Access to education: an unusual multilingual collaboration

From Martine Vidal, Vice-President

trees.gifI am on my way back from a meeting of Erasmus Mundus project coordinators in Brussels, sitting in the Eurostar.

I took the photographs in Brussels on Friday last. It is an astonishing, grove of trees made of planks, in Boulevard de Waterloo. I wonder whether “wood you are, to wood you will return” could apply. It looks like a gigantic network, with wooden neurones and links – but I am sure leaves and flowers will grow out of them when Spring comes!

I have been wishing to write in the blog for at least two reasons. First it is high time I thank Alan Tait for his collaboration and support concerning my becoming Vice President along with Ulrich Bernath. That must be the trick of presidents: coaxing people into doing their best…

The second reason for writing is that a project, very dear to me has “come out” and is now accessible on the common space of collaborating journals. EDEN has been involved in it via EURODL and will go via the fifth Research Workshop next October in Paris, at Unesco.

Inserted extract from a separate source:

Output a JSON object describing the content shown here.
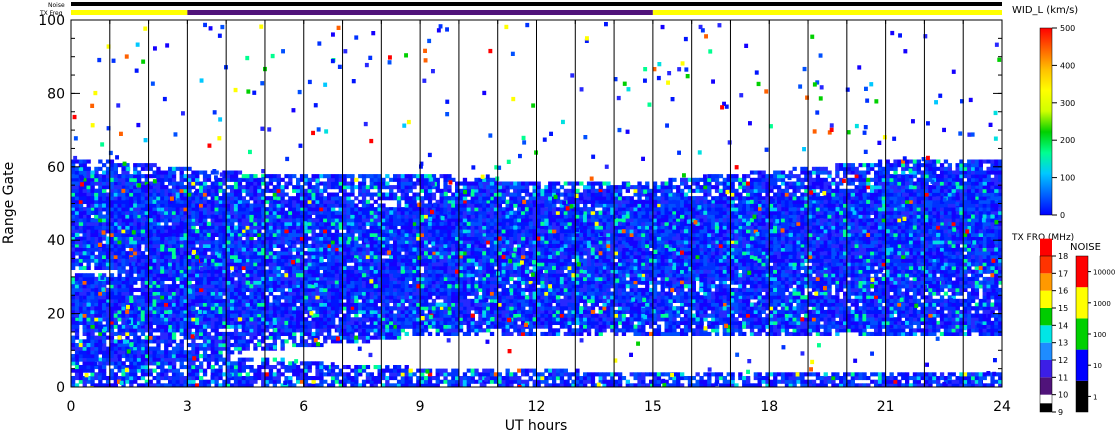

It all started in the middle of 2006. As chief editor of a French speaking research journal on distance education, Distances et savoirs, I thought it would be interesting to encourage reciprocal recognition among different linguistic communities of researchers and practitioners in distance education.

So, I contacted a few editors of journals specialised in the same domain, in America, Europe, Asia, Australia, and some with a decidedly European and international scope, and asked them whether they would be interested in sharing a common call for papers, on a common theme. The resulting papers would make up a multicultural, multilingual set of references on a given theme, and widen the horizon of each journal and of their readers.

Very quickly five journals answered and were tempted by the experiment, so that we could embark on “the 6 journals call” – it was very heartening, very exciting, and only the beginning …

I felt it would take some time – when you are just one journal preparing a special theme, it takes about a year to complete the thematic issue. And now we would have to synchronize the results of six journals …!

It meant that the six would be ready by the beginning of 2008. This was the “triggering” point 2008 is the 60th anniversary year of the Universal Declaration of Human Rights, whose 26th article proclaims he right to education. Distance education has an important role to play there, and has played a role in many instances. For example, my own institution, Cned (although it was called differently then), was created at a time when the right to education was threatened by war, in 1939. At the time, a number of schools were being used for something else than education, teachers were sent to fight, children were moved to different safer parts of France, and correspondence courses were organised to ensure education went on all the same.
I also thought that researching distance education not just for its technological, pedagogical or other intrinsic values, but as a specific tool ready to be set into action in specific circumstances might be a stimulating way of looking at it, and beyond – I will sound pedantic – of transcending it …

It was great when all other five journals agreed on the theme, enthusiastically. We were already deep into intercultural issues for finalising the call for papers, when one day in September 2006, John Bourne (JALN) wrote to me (from a conference on distance education he was attending):

“Tell you what – I’m going downstairs to the conference and I’ll ask my colleagues who have gathered for breakfast about their views about right to education, right now…”

And a few minutes later :

“I talked to a lot of folks – no one at this conference had heard of the right to education. Interesting that this term isn’t in common use among this group”.

I felt it made the collaboration among us six even more relevant. And we rephrased the call, with “distance education and right or access to education” which made more sense to everybody.

We had to organise an agreement between the journals so that each of us can publish in their own journals some translations of the articles from the other five (that was not an easy thing to do, technically and legally, and the documents had to go round the world in as many copies as signing journals). Think too that some journals are free, for others, usually those with printed version like Distances et savoirs, you have to subscribe to get it – so it was a very unusual occasion, and a real achievement to give full access to every paper !

Then the website was created, papers from all six published. A few more texts are still coming in but there are more than 40 now, from all over the world. I won’t say more, just go and read them, and send comments !

And also: come to the EDEN 5th research workshop in Paris, Unesco, 20-22 October 2008 ! when we will enlarge on the theme. You might meet some of the authors, you might feel tempted to submit experience and present papers on close topics. The field of ICT and the “right or access to education” is wide open to you. Welcome to the workshop website where the call has recently been published!

gabor_flowers_napoly.gifWhen the time comes, we’ll tell you about the “making of” that Research Workshop too, but don’t forget that we have another appointment before: EDEN Annual Conference in Lisbon, next June, where we will be awaiting you in our usual fashion!